Battle Mountain, 1884
Their success continued until at Battle Mountain in 1884, with what some (white) historians have called a rush of blood, the tribe attacked a fortified position in large numbers and suffered terrible losses. The weakened state of the tribe made their land more vulnerable to the settlers and soon much of the land was lost.

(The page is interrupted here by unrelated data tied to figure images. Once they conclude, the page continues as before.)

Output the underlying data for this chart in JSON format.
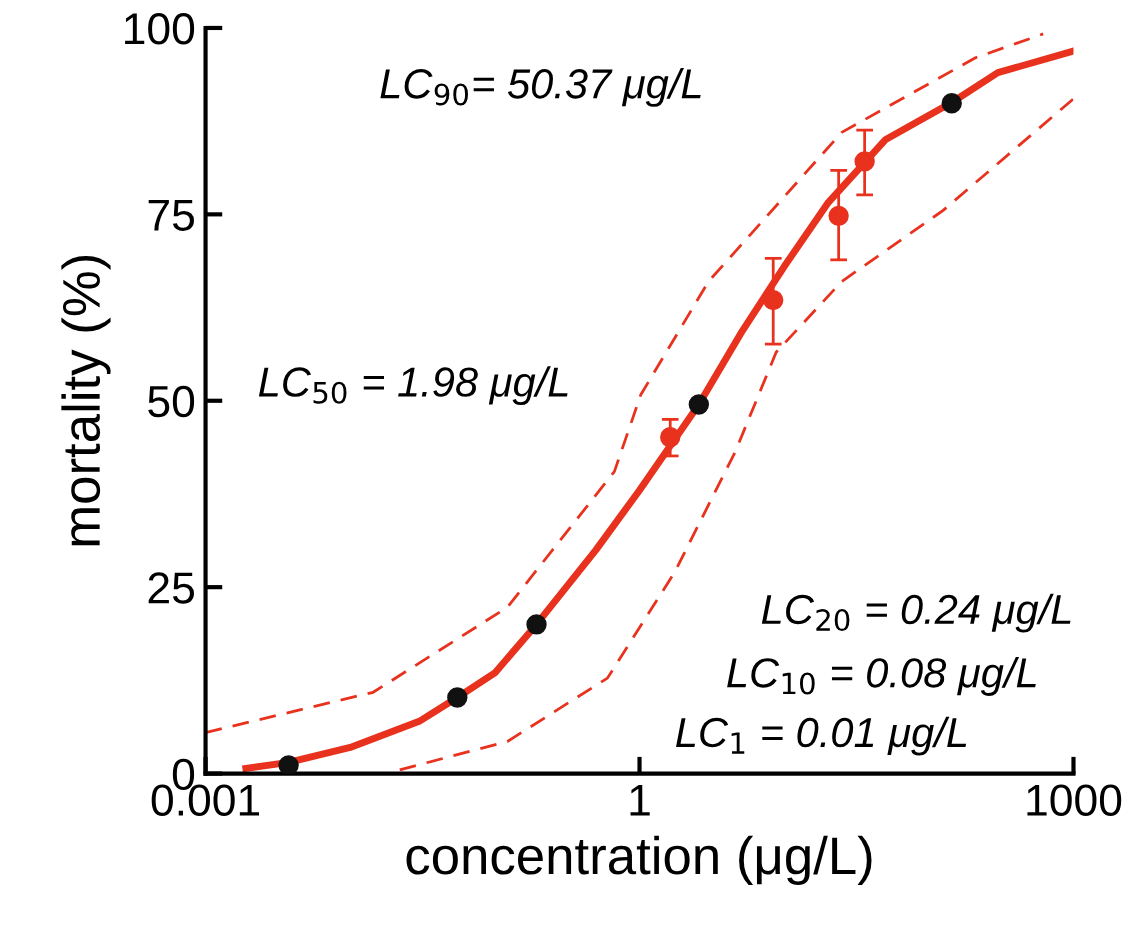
{
  "chart_data": {
    "type": "line",
    "xlabel": "concentration (μg/L)",
    "ylabel": "mortality (%)",
    "log": "x",
    "xlim": [
      0.001,
      1000
    ],
    "xticks": [
      {
        "value": 0.001,
        "label": "0.001"
      },
      1,
      1000
    ],
    "ylim": [
      0,
      100
    ],
    "yticks": [
      0,
      25,
      50,
      75,
      100
    ],
    "grid": false,
    "series": [
      {
        "color": "#e8321e",
        "line_style": "solid",
        "marker": "none",
        "x": [
          0.0019,
          0.00375,
          0.01,
          0.03,
          0.055,
          0.1,
          0.194,
          0.5,
          1,
          2.57,
          5,
          10,
          20,
          50,
          144,
          300,
          1000
        ],
        "values": [
          0.7,
          1.5,
          3.5,
          7,
          10.2,
          13.5,
          20,
          30,
          38,
          49.5,
          59,
          68,
          76.5,
          85,
          90,
          94,
          96.9
        ]
      },
      {
        "color": "#e8321e",
        "line_style": "dashed",
        "marker": "none",
        "x": [
          0.001,
          0.0144,
          0.122,
          0.67,
          1.02,
          3.0,
          25,
          210,
          617
        ],
        "values": [
          5.5,
          10.9,
          22.3,
          40.5,
          50.8,
          66,
          86,
          96,
          99.2
        ]
      },
      {
        "color": "#e8321e",
        "line_style": "dashed",
        "marker": "none",
        "x": [
          0.022,
          0.122,
          0.6,
          1.75,
          4.6,
          8.8,
          25,
          125,
          1000
        ],
        "values": [
          0.5,
          4.3,
          12.8,
          27,
          43.2,
          56.5,
          66,
          75.5,
          90.5
        ]
      },
      {
        "type": "scatter",
        "color": "#e8321e",
        "marker": "circle",
        "x": [
          1.63,
          8.4,
          23.8,
          36
        ],
        "values": [
          45.1,
          63.5,
          74.8,
          82.1
        ],
        "errors": [
          [
            42.6,
            47.5
          ],
          [
            57.6,
            69.1
          ],
          [
            68.9,
            80.9
          ],
          [
            77.6,
            86.3
          ]
        ]
      },
      {
        "type": "scatter",
        "color": "#111111",
        "marker": "circle",
        "x": [
          0.00375,
          0.055,
          0.194,
          2.57,
          144
        ],
        "values": [
          1.1,
          10.2,
          20,
          49.5,
          89.9
        ]
      }
    ],
    "annotations": [
      "LC$_{90}$= 50.37 μg/L",
      "LC$_{50}$ = 1.98 μg/L",
      "LC$_{20}$ = 0.24 μg/L",
      "LC$_{10}$ = 0.08 μg/L",
      "LC$_{1}$ = 0.01 μg/L"
    ]
  }
}
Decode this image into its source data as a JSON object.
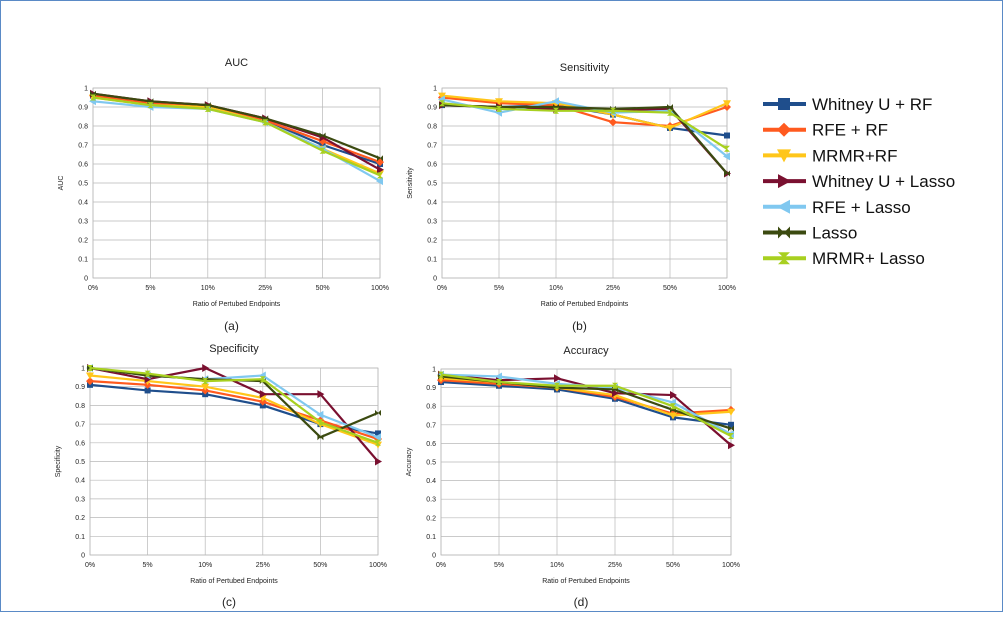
{
  "colors": {
    "Whitney U + RF": "#1f4e8c",
    "RFE +  RF": "#ff5a1f",
    "MRMR+RF": "#ffc61a",
    "Whitney U + Lasso": "#7a1030",
    "RFE + Lasso": "#80c8f0",
    "Lasso": "#3b4a10",
    "MRMR+ Lasso": "#a8d020"
  },
  "markers": {
    "Whitney U + RF": "square",
    "RFE +  RF": "diamond",
    "MRMR+RF": "triangle-down",
    "Whitney U + Lasso": "triangle-right",
    "RFE + Lasso": "triangle-left",
    "Lasso": "bowtie",
    "MRMR+ Lasso": "hourglass"
  },
  "legend": [
    "Whitney U + RF",
    "RFE +  RF",
    "MRMR+RF",
    "Whitney U + Lasso",
    "RFE + Lasso",
    "Lasso",
    "MRMR+ Lasso"
  ],
  "chart_data": [
    {
      "type": "line",
      "title": "AUC",
      "caption": "(a)",
      "xlabel": "Ratio of Pertubed Endpoints",
      "ylabel": "AUC",
      "categories": [
        "0%",
        "5%",
        "10%",
        "25%",
        "50%",
        "100%"
      ],
      "ylim": [
        0,
        1
      ],
      "yticks": [
        "0",
        "0.1",
        "0.2",
        "0.3",
        "0.4",
        "0.5",
        "0.6",
        "0.7",
        "0.8",
        "0.9",
        "1"
      ],
      "series": [
        {
          "name": "Whitney U + RF",
          "values": [
            0.96,
            0.92,
            0.9,
            0.83,
            0.7,
            0.6
          ]
        },
        {
          "name": "RFE +  RF",
          "values": [
            0.96,
            0.92,
            0.9,
            0.83,
            0.72,
            0.61
          ]
        },
        {
          "name": "MRMR+RF",
          "values": [
            0.95,
            0.91,
            0.9,
            0.82,
            0.68,
            0.55
          ]
        },
        {
          "name": "Whitney U + Lasso",
          "values": [
            0.97,
            0.93,
            0.91,
            0.84,
            0.74,
            0.57
          ]
        },
        {
          "name": "RFE + Lasso",
          "values": [
            0.93,
            0.9,
            0.89,
            0.82,
            0.68,
            0.51
          ]
        },
        {
          "name": "Lasso",
          "values": [
            0.97,
            0.93,
            0.91,
            0.84,
            0.75,
            0.63
          ]
        },
        {
          "name": "MRMR+ Lasso",
          "values": [
            0.95,
            0.91,
            0.89,
            0.82,
            0.67,
            0.54
          ]
        }
      ]
    },
    {
      "type": "line",
      "title": "Sensitivity",
      "caption": "(b)",
      "xlabel": "Ratio of Pertubed Endpoints",
      "ylabel": "Sensitivity",
      "categories": [
        "0%",
        "5%",
        "10%",
        "25%",
        "50%",
        "100%"
      ],
      "ylim": [
        0,
        1
      ],
      "yticks": [
        "0",
        "0.1",
        "0.2",
        "0.3",
        "0.4",
        "0.5",
        "0.6",
        "0.7",
        "0.8",
        "0.9",
        "1"
      ],
      "series": [
        {
          "name": "Whitney U + RF",
          "values": [
            0.91,
            0.9,
            0.91,
            0.86,
            0.79,
            0.75
          ]
        },
        {
          "name": "RFE +  RF",
          "values": [
            0.95,
            0.92,
            0.91,
            0.82,
            0.8,
            0.9
          ]
        },
        {
          "name": "MRMR+RF",
          "values": [
            0.96,
            0.93,
            0.92,
            0.86,
            0.79,
            0.92
          ]
        },
        {
          "name": "Whitney U + Lasso",
          "values": [
            0.91,
            0.9,
            0.89,
            0.88,
            0.89,
            0.55
          ]
        },
        {
          "name": "RFE + Lasso",
          "values": [
            0.94,
            0.87,
            0.93,
            0.87,
            0.88,
            0.64
          ]
        },
        {
          "name": "Lasso",
          "values": [
            0.91,
            0.9,
            0.9,
            0.89,
            0.9,
            0.55
          ]
        },
        {
          "name": "MRMR+ Lasso",
          "values": [
            0.92,
            0.89,
            0.88,
            0.88,
            0.87,
            0.68
          ]
        }
      ]
    },
    {
      "type": "line",
      "title": "Specificity",
      "caption": "(c)",
      "xlabel": "Ratio of Pertubed Endpoints",
      "ylabel": "Specificity",
      "categories": [
        "0%",
        "5%",
        "10%",
        "25%",
        "50%",
        "100%"
      ],
      "ylim": [
        0,
        1
      ],
      "yticks": [
        "0",
        "0.1",
        "0.2",
        "0.3",
        "0.4",
        "0.5",
        "0.6",
        "0.7",
        "0.8",
        "0.9",
        "1"
      ],
      "series": [
        {
          "name": "Whitney U + RF",
          "values": [
            0.91,
            0.88,
            0.86,
            0.8,
            0.7,
            0.65
          ]
        },
        {
          "name": "RFE +  RF",
          "values": [
            0.93,
            0.91,
            0.88,
            0.82,
            0.72,
            0.62
          ]
        },
        {
          "name": "MRMR+RF",
          "values": [
            0.96,
            0.93,
            0.9,
            0.84,
            0.7,
            0.59
          ]
        },
        {
          "name": "Whitney U + Lasso",
          "values": [
            1.0,
            0.94,
            1.0,
            0.86,
            0.86,
            0.5
          ]
        },
        {
          "name": "RFE + Lasso",
          "values": [
            1.0,
            0.96,
            0.94,
            0.96,
            0.75,
            0.63
          ]
        },
        {
          "name": "Lasso",
          "values": [
            1.0,
            0.96,
            0.94,
            0.93,
            0.63,
            0.76
          ]
        },
        {
          "name": "MRMR+ Lasso",
          "values": [
            1.0,
            0.97,
            0.93,
            0.94,
            0.71,
            0.6
          ]
        }
      ]
    },
    {
      "type": "line",
      "title": "Accuracy",
      "caption": "(d)",
      "xlabel": "Ratio of Pertubed Endpoints",
      "ylabel": "Accuracy",
      "categories": [
        "0%",
        "5%",
        "10%",
        "25%",
        "50%",
        "100%"
      ],
      "ylim": [
        0,
        1
      ],
      "yticks": [
        "0",
        "0.1",
        "0.2",
        "0.3",
        "0.4",
        "0.5",
        "0.6",
        "0.7",
        "0.8",
        "0.9",
        "1"
      ],
      "series": [
        {
          "name": "Whitney U + RF",
          "values": [
            0.93,
            0.91,
            0.89,
            0.84,
            0.74,
            0.7
          ]
        },
        {
          "name": "RFE +  RF",
          "values": [
            0.94,
            0.92,
            0.9,
            0.85,
            0.76,
            0.78
          ]
        },
        {
          "name": "MRMR+RF",
          "values": [
            0.95,
            0.93,
            0.9,
            0.86,
            0.75,
            0.77
          ]
        },
        {
          "name": "Whitney U + Lasso",
          "values": [
            0.97,
            0.94,
            0.95,
            0.87,
            0.86,
            0.59
          ]
        },
        {
          "name": "RFE + Lasso",
          "values": [
            0.97,
            0.96,
            0.92,
            0.9,
            0.82,
            0.65
          ]
        },
        {
          "name": "Lasso",
          "values": [
            0.96,
            0.93,
            0.9,
            0.89,
            0.78,
            0.68
          ]
        },
        {
          "name": "MRMR+ Lasso",
          "values": [
            0.97,
            0.93,
            0.91,
            0.91,
            0.8,
            0.64
          ]
        }
      ]
    }
  ]
}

Armed patrols chasing the surviving tribe members and poor grazing lands for the settlers made times hard in the area over the following decades.
Mt Isa Prospectors 1924
It is said that a lone prospector, John Campbell Miles, stumbled upon one of the world’s richest deposits of copper, silver and zinc during his 1923 expedition into the Northern Territory, but most of us are unaware of the fact that he was taken to the deposits by a young Aboriginal man by the name of Kabalulumana (after whom an Indigenous person’s hostel in Mount Isa is named).
When Miles inspected the yellow-black rocks in a nearby outcrop, they reminded him of the ore found in the Broken Hill mine that he had once worked at. The rocks were weighty and heavily mineralised. A sample was sent away and the assayer (based in in Cloncurry) confirmed their value.
Miles and four farmers staked out the first claims in the area. Taken with friend’s stories of the Mount Ida gold mines in Western Australia, Miles decided upon Mount Isa as the name for his new claim.